08/02/2014 02:10 EST | Actualisé 10/04/2014 05:12 EDT

VIENNE, Autriche - L'Iran affirme qu'il coopérera cette fin de semaine avec des experts onusiens dépêchés au pays pour enquêter sur de présumées activités nucléaires vivement démenties par Téhéran, dans ce qui représente une étape potentiellement prometteuse dans le cadre de démarches bloquées depuis six ans.

Mais alors que l'Iran nie toujours l'existence de tentatives pour mettre au point des armes nucléaires, les inspecteurs doivent procéder avec prudence.

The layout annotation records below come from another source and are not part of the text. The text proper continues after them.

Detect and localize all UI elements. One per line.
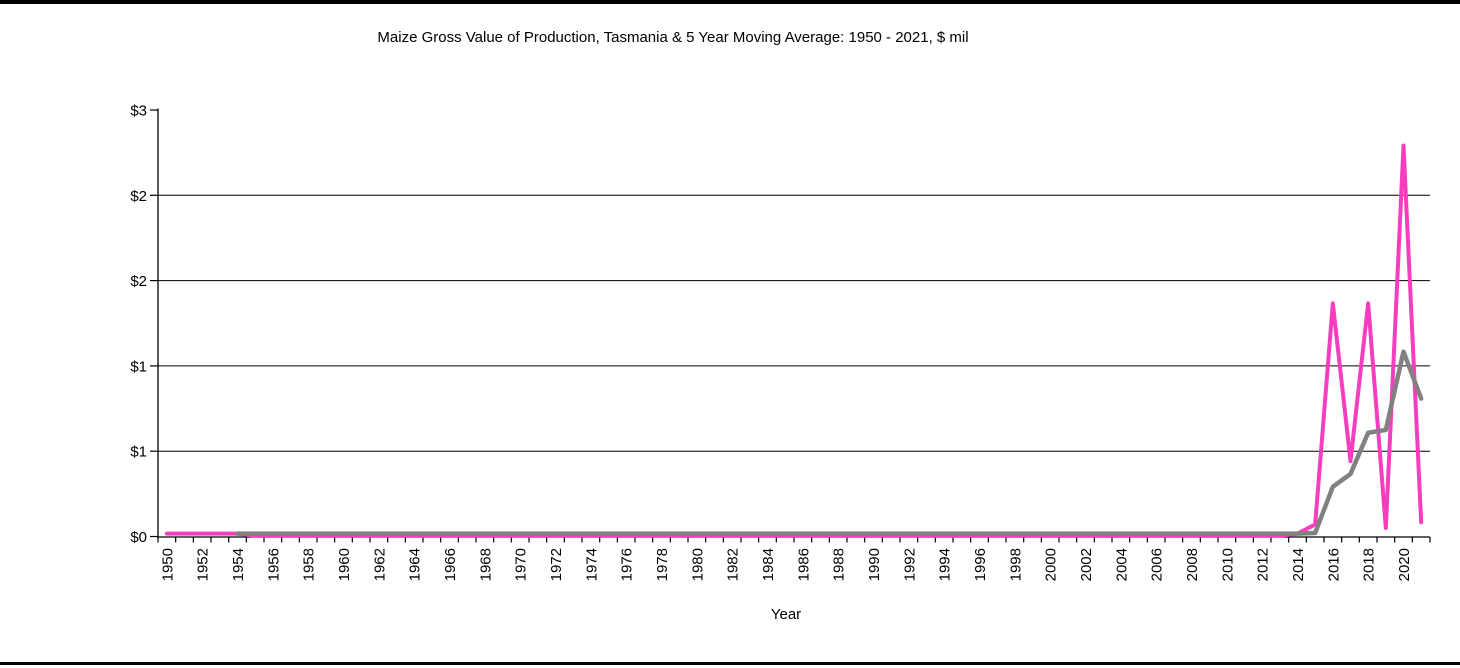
y-tick-label: $1: [130, 444, 147, 461]
x-tick-label: 1970: [513, 548, 530, 581]
y-tick-label: $3: [130, 103, 147, 120]
x-tick-label: 2016: [1325, 548, 1342, 581]
x-tick-label: 1980: [689, 548, 706, 581]
x-tick-label: 1968: [477, 548, 494, 581]
x-tick-label: 2014: [1290, 548, 1307, 581]
x-tick-label: 2012: [1255, 548, 1272, 581]
x-tick-label: 1958: [301, 548, 318, 581]
x-tick-label: 1978: [654, 548, 671, 581]
gvp-line: [164, 143, 1424, 538]
x-tick-label: 1990: [866, 548, 883, 581]
x-tick-label: 2002: [1078, 548, 1095, 581]
x-tick-label: 1966: [442, 548, 459, 581]
x-tick-label: 1952: [195, 548, 212, 581]
chart-title: Maize Gross Value of Production, Tasmani…: [377, 29, 969, 46]
x-tick-label: 1974: [583, 548, 600, 581]
x-tick-label: 1992: [901, 548, 918, 581]
y-tick-label: $2: [130, 188, 147, 205]
x-tick-label: 1996: [972, 548, 989, 581]
x-tick-label: 1954: [230, 548, 247, 581]
x-tick-label: 2008: [1184, 548, 1201, 581]
x-tick-label: 1994: [937, 548, 954, 581]
x-tick-label: 1982: [725, 548, 742, 581]
x-tick-label: 2004: [1113, 548, 1130, 581]
y-tick-label: $2: [130, 273, 147, 290]
x-tick-label: 2010: [1219, 548, 1236, 581]
y-tick-label: $1: [130, 358, 147, 375]
x-axis-title: Year: [770, 606, 802, 623]
x-tick-label: 2018: [1361, 548, 1378, 581]
x-tick-label: 1956: [265, 548, 282, 581]
page-bottom-border: [0, 662, 1460, 665]
x-tick-label: 1986: [795, 548, 812, 581]
x-tick-label: 1984: [760, 548, 777, 581]
x-tick-label: 2020: [1396, 548, 1413, 581]
x-tick-label: 1976: [619, 548, 636, 581]
x-tick-label: 2000: [1043, 548, 1060, 581]
page-top-border: [0, 0, 1460, 4]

Alors que l'équipe de l'Agence internationale arrivait vendredi à Téhéran, l'agence de presse officielle IRNA a cité le porte-parole de l'organisation nucléaire iranienne, Behrouz Kamalvandi, selon qui son pays était prêt à répondre à toutes les questions soulevées par l'organisation internationale.

L'IRNA n'a pas voulu donner plus d'informations, et des affirmations similaires ont déjà été présentées par le passé. Un important diplomate d'une nation membre de l'AIEA a cependant cité un responsable iranien haut placé selon qui l'Iran était spécifiquement prêt à entamer les démarches concernant les soupçons à propos d'un programme d'armes atomiques.

Téhéran a nié tout intérêt — ou toute démarche — à propos d'armes nucléaires depuis que l'AIEA a commencé à se concentrer sur ses activités atomiques. Des tentatives visant spécifiquement à enquêter sur un programme d'armements nucléaires, d'abord entamées en 2007, n'ont pas permis d'effectuer de progrès importants.

Les États-Unis et leurs alliés font pression pour que l'AIEA réalise des progrès. Au même moment, exercer une trop grande pression sur Téhéran lors des discussions de la fin de semaine entre l'agence et les responsables iraniens pourrait pousser l'Iran à se réfugier derrière l'argument des secrets nationaux.

Cela pourrait ensuite avoir un effet négatif sur les négociations parallèles entre l'Iran et six puissances mondiales cherchant à faire disparaître les craintes que Téhéran utilise son programme nucléaire pour fabriquer des ogives. La République islamique a déjà accepté de réduire l'ampleur de ses activités atomiques en échange d'un relâchement des sanctions.

À Téhéran, samedi, le guide suprême iranien a pressé les responsables de ne pas se créer d'espoirs à propos d'une reprise économique liée au relâchement des sanctions en vertu de l'accord passé avec les grandes puissances.

L'ayatollah Ali Khamenei a également dénoncé les critiques de cette entente intérimaire conclue le 24 novembre à Genève, leur demandant de se montrer justes et de donner le temps au président Hassan Rohani de poursuivre sa politique d'ouverture vis-à-vis de la communauté internationale.

«La seule solution aux problèmes économiques du pays est d'employer les capacités nationales infinies, et non pas de placer nos espoirs sur la levée des sanctions. N'attendez rien de l'ennemi», a-t-il lancé devant des officiers militaires réunis à Téhéran.